1. Anspruchsgrundlage für das Begehren des Klägers ist § 1 Abs. 1 Satz 1 IFG. Danach hat jeder nach Maßgabe dieses Gesetzes gegenüber den Behörden des Bundes einen Anspruch auf Zugang zu amtlichen Informationen.
Die Voraussetzungen des § 1 Abs. 1 Satz 1 IFG liegen vor. Der Kläger ist als natürliche Person €jeder€ im Sinne des Gesetzes. Das Auswärtige Amt ist auch eine Behörde des Bundes. Denn hierunter fällt jede staatliche Stelle des Bundes, die öffentliche Verwaltungsaufgaben wahrnimmt und weder der Gesetzgebung noch der Rechtsprechung zuzurechnen ist (OVG Berlin-Brandenburg, Urteil vom 5. Oktober 2010 - OVG 12 B 5.08 -). Dies gilt insbesondere für die Bundesministerien als oberste Behörden des Bundes (vgl. BVerwG, Urteil vom 3. November 2011 - BVerwG 7 C 3/11 - Juris).
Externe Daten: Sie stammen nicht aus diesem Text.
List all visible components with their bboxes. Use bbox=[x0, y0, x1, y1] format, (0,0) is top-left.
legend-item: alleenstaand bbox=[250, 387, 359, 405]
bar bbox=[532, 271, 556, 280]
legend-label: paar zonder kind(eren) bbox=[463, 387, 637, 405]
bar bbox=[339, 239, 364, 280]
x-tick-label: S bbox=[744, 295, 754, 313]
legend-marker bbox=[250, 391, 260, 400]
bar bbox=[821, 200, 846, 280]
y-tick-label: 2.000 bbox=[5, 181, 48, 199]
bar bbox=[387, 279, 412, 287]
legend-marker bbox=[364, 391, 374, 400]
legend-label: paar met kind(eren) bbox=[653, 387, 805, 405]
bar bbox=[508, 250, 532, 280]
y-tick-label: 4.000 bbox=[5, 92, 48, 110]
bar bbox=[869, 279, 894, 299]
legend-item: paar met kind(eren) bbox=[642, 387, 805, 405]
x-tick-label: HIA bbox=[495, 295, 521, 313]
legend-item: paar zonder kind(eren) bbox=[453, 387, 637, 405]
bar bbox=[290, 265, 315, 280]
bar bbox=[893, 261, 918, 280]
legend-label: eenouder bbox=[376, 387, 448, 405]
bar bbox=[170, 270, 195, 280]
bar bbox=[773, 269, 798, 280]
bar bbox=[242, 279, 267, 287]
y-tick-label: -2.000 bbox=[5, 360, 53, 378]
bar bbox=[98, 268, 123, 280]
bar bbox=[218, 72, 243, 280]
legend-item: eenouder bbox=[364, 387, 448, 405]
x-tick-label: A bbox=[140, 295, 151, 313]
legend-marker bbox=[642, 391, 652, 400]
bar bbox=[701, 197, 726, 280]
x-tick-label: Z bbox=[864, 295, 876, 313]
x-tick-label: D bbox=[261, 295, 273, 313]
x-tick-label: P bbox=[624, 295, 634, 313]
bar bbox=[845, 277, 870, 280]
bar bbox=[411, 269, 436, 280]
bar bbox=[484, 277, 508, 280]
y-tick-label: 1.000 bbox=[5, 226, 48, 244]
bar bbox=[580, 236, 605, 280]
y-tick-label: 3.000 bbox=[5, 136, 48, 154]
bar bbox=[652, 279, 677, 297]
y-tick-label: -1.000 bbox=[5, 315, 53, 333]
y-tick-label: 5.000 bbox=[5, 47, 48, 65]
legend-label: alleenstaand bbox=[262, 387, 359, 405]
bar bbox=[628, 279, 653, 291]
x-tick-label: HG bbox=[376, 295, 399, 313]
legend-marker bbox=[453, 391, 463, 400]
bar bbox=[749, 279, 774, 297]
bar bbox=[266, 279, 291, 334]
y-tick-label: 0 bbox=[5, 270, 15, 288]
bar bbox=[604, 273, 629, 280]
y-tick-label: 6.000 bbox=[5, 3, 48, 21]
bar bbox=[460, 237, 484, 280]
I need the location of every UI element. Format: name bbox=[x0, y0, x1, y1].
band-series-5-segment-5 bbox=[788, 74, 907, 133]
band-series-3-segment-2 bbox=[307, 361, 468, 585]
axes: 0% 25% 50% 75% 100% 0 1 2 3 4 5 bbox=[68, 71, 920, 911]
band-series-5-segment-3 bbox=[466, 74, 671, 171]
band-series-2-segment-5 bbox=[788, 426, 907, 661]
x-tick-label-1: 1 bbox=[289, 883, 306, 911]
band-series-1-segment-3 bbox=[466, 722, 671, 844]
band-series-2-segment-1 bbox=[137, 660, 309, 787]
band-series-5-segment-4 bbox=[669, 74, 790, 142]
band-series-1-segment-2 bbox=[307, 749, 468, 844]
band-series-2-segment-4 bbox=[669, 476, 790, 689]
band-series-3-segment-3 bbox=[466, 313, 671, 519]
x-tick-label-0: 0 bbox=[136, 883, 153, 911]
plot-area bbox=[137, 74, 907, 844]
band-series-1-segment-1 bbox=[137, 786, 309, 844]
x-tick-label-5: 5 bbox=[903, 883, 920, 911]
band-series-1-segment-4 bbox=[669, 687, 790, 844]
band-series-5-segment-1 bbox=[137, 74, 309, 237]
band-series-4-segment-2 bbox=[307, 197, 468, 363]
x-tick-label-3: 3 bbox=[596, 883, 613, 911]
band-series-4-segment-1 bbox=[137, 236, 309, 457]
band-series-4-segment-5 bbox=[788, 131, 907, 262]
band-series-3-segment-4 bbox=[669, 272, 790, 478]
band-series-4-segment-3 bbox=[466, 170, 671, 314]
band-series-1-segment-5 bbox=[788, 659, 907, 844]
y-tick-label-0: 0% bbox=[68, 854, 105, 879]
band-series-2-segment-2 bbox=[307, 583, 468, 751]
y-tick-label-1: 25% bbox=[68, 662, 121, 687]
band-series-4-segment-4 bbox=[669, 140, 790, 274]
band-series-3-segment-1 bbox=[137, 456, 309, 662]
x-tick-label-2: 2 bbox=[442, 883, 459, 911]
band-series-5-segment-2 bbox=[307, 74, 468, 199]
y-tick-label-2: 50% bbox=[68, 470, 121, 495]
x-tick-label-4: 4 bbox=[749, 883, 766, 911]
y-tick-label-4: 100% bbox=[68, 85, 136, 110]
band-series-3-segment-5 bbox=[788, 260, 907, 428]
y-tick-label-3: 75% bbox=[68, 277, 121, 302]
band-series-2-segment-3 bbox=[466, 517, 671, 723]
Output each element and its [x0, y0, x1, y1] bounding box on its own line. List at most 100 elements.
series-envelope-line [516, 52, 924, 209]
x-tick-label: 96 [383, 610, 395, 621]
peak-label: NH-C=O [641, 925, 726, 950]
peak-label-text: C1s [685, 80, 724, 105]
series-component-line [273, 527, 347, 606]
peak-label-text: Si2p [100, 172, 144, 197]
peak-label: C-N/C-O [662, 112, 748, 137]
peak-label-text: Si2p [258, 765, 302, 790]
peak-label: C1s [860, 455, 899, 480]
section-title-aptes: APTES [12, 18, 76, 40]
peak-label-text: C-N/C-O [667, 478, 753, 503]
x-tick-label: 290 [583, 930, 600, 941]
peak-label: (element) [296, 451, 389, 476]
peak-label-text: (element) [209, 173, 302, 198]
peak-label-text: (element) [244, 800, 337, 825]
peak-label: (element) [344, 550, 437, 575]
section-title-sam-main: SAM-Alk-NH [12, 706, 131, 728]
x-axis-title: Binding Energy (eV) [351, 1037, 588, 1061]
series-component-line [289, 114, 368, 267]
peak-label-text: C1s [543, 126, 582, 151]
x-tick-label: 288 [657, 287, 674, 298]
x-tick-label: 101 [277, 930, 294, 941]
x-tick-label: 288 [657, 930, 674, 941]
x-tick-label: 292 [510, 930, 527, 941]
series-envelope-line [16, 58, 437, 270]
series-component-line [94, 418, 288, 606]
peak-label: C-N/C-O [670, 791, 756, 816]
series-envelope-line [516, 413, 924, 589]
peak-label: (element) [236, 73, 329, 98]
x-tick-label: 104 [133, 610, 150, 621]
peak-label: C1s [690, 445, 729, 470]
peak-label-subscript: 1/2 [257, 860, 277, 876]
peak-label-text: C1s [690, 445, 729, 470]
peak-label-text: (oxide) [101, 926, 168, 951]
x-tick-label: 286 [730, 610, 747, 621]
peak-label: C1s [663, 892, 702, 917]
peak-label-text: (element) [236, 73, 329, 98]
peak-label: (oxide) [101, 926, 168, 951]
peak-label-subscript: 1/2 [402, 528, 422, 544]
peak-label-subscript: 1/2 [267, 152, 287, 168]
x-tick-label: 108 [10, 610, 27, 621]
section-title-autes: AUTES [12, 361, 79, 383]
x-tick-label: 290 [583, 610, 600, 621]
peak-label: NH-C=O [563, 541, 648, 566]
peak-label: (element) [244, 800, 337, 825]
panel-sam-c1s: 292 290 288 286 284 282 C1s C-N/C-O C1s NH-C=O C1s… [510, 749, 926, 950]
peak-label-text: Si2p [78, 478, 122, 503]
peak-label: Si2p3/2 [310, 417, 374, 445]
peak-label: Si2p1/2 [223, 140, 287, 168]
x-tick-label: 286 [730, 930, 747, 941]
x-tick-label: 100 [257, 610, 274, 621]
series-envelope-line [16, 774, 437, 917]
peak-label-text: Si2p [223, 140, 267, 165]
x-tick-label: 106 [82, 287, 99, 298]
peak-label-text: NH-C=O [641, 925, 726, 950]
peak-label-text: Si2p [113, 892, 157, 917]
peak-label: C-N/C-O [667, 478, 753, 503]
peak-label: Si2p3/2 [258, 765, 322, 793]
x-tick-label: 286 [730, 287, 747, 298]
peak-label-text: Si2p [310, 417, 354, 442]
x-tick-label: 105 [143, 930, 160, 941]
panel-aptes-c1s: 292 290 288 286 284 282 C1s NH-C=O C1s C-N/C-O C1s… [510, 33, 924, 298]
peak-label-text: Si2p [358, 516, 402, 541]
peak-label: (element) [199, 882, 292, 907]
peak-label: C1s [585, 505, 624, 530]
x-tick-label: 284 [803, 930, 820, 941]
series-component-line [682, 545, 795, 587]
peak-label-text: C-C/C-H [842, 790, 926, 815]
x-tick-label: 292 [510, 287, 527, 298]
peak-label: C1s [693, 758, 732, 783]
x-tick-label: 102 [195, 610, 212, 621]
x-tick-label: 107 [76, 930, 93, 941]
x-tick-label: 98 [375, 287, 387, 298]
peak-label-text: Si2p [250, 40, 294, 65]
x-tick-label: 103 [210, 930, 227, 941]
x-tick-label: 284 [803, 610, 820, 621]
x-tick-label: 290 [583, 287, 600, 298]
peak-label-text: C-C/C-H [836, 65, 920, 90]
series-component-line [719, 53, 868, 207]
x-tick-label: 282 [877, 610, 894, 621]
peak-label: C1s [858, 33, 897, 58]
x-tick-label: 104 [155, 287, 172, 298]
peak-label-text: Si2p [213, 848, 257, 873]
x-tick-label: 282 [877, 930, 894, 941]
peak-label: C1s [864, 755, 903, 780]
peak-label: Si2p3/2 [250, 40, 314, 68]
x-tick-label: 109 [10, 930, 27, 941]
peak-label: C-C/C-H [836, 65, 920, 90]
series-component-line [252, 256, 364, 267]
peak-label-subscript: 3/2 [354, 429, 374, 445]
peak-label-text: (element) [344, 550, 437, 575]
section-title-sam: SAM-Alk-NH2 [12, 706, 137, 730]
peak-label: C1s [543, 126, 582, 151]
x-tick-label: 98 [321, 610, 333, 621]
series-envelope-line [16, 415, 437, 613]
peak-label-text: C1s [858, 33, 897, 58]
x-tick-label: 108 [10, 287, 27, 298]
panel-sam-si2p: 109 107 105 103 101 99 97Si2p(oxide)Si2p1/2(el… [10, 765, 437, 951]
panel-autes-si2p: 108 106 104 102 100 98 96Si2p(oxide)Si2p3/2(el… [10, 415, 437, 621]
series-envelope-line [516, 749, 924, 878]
Amtliche Information ist gemäß § 2 Nr. 1 Satz 1 IFG jede amtlichen Zwecken dienende Aufzeichnung, unabhängig von der Art ihrer Speicherung. Die Informationen über das Verhalten des Klägers bei der Wahlbeobachtungsmission in der Ukraine im Jahre 2010 befinden sich in dem Vorgang der Beklagten und sie dienen amtlichen Zwecken im Sinne des § 2 Nr. 1 Satz 1 IFG, da sie bei der Beklagten im Rahmen der Beschwerde des Kläger gegen eine Entscheidung eines Organs der ZIF gGmbH angefallen sind, die wiederum im Aufgabenkreis des Auswärtigen Amtes die Entsendung von Experten an internationale Organisationen unterstützt.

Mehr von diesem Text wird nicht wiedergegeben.